Fatale

Autopsie d’un désastre.

On ne m’avait pas dit du bien de Fatale et comme je sais que Louis Malle, grand cinéaste, peut quelquefois tomber dans les pires nouilleries (de Zazie dans le métro à Black Moon), je me méfiais un peu, craignant que son avant-dernier opus soit un de ces films de trop que quelques uns des meilleurs réalisateurs commettent. Eh bien j’ai été très heureusement surpris et je me dis que si le film ne se terminait pas par vingt dernières minutes sottement mélodramatiques, mon appréciation aurait été ravie. Il est vrai que Fatale est l’adaptation d’une nouvelle dont on ne pouvait sans doute guère modifier profondément la conclusion ; et puis je me demande aussi comment Malle aurait pu achever son histoire sur autre chose que du sang, de la mort et du désastre.
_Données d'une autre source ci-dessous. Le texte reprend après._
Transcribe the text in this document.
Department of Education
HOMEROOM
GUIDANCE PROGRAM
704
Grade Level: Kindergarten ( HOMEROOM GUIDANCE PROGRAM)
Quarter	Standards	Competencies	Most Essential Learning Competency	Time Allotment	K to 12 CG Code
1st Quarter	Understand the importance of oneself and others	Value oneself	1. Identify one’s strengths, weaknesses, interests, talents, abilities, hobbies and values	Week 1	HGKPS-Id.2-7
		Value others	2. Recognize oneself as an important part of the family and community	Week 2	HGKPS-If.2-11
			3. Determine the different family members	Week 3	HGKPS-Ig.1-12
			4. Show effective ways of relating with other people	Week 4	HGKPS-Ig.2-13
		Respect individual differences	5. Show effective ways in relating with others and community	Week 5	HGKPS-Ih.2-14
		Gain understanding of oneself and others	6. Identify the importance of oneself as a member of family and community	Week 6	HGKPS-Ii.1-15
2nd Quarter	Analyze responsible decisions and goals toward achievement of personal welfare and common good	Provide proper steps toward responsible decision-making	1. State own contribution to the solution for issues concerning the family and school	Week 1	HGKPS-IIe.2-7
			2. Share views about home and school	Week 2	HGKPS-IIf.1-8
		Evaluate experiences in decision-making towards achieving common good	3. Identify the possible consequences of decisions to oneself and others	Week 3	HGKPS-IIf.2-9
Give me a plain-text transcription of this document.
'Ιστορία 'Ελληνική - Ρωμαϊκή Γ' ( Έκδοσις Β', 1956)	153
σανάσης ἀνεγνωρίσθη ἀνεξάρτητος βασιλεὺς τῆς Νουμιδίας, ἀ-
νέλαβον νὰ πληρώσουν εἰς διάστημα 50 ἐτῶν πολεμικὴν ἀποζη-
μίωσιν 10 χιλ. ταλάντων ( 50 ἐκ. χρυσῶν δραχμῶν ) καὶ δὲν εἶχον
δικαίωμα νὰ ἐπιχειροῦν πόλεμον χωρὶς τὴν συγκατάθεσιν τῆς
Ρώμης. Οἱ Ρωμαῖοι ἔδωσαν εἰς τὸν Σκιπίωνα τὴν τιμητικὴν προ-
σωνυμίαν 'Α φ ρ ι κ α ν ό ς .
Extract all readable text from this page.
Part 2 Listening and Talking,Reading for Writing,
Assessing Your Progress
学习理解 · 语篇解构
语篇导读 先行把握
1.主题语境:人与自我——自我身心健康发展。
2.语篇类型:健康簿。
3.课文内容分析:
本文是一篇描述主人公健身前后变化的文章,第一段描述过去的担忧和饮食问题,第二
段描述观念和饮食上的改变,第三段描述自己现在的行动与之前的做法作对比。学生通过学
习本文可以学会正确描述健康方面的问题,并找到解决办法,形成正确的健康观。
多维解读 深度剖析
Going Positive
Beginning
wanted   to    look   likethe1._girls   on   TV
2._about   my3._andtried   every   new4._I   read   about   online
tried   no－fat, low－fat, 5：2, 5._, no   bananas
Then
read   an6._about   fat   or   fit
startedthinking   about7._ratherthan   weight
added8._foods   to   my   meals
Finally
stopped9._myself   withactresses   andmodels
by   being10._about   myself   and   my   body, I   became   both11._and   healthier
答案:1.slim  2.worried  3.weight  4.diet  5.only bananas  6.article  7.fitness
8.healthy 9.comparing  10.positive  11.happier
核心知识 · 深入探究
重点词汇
Et pourtant si ! le désamour des deux personnages, l’abandon graduel, la lassitude de l’un pour l’autre ou – de façon plus vaudevillesque – la découverte de leur liaison sans la tragédie qui la marque étaient aussi des orientations…

Revenons à la base. De quoi s’agit-il ? De la sidération immédiate, absolue et mutuelle de deux êtres issus du même milieu chic, le docteur Stephen Fleming (Jeremy Irons), qui vient d’entrer au gouvernement de Sa Majesté britannique et qui est promis a une belle carrière politique et Anna Barton (Juliette Binoche), issue d’un milieu très aisé, qui travaille dans une galerie d’art et se trouve être – manque de pot – la petite amie et bientôt fiancée du fils Fleming, Martyn (Rupert Graves).

Me semble parfaitement captée la pulsion de désir immédiat, enivrant, envahissant qui capte aussi bien l’homme que la femme. Désir évident et pourtant ignoré de leurs proches, alors que, selon le mot de Jules Romains), ce qui est le plus surprenant dans les démarches de l’amour, c’est la difficulté qu’elles ont à ne pas être ridiculement transparentes pour le premier venu.

Peut-être est-ce ainsi parce qu’il y a là moins de l’amour (au sens ou l’entend Albert Cohen : Il n’y a pas d’amour en dehors du mariage et il n’y a d’amour qu’en dehors de la passion : cet amour-là sauve nos vies du naufrage en nous offrant le partage d’une même solitude) qu’un écrasant envahissement charnel. Et pourtant Ingrid, la femme de Fleming (Miranda Richardson) ressent d’emblée pour Anna de l’antipathie et ses réticences ne s’effacent pas, même lors de la préparation du mariage des deux jeunes gens.

C’est qu’Anna n’est pas très nette ; elle porte sur ses épaules le poids d’une lourde ancienne culpabilité, le suicide de son jeune frère Aston, avec qui elle avait une sorte de relation incestueuse chaste (sans doute chaste). Ce bouleversement primitif est sans doute ce qui lui permet d’envisager à la fois le mariage avec Martyn et la poursuite des relations charnelles avec son père ; elle ne voit pas là d’incohérence et la seule qui puisse comprendre sa folie, finalement, c’est sa mère (Leslie Caron), à la fois parfaitement évaporée et extérieure et absolument lucide sur sa fille. C’est la seule qui préviendra Fleming et lui dira de fuir. Mais lui ne comprend pas ce qui se passe, ni ce qui lui arrive et il envisagerait bien la classique illusion de refaire sa vie, en quittant sa femme, en brisant le futur mariage de son fils. Anna ne veut pas de ça : il est coincé, bloqué, prisonnier. Ça finit mal, un peu trop mal, on l’a dit. Désastre.

Louis Malle filme cette histoire trop compliquée avec beaucoup d’élégance, aidé en cela par la grande beauté de Jeremy Irons, la finesse du jeu de Miranda Richardson (scène bouleversante où elle se dénude devant son mari avec une sorte de dérision tragique), le talent de Juliette Binoche, sphinx taciturne érogène qui illumine l’écran dès qu’elle apparaît.

Contrairement à beaucoup, j’ai trouvé les scènes d’étreinte extrêmement convaincantes : elles n’ont rien d’érotique à dire vrai, en tout cas rien de sensuel ou d’excitant, mais quelque chose de bestial, d’étouffant, de fatidique.

Fatale, Fatidique deux mots qui ont la même racine latine ; l’oppression du Destin.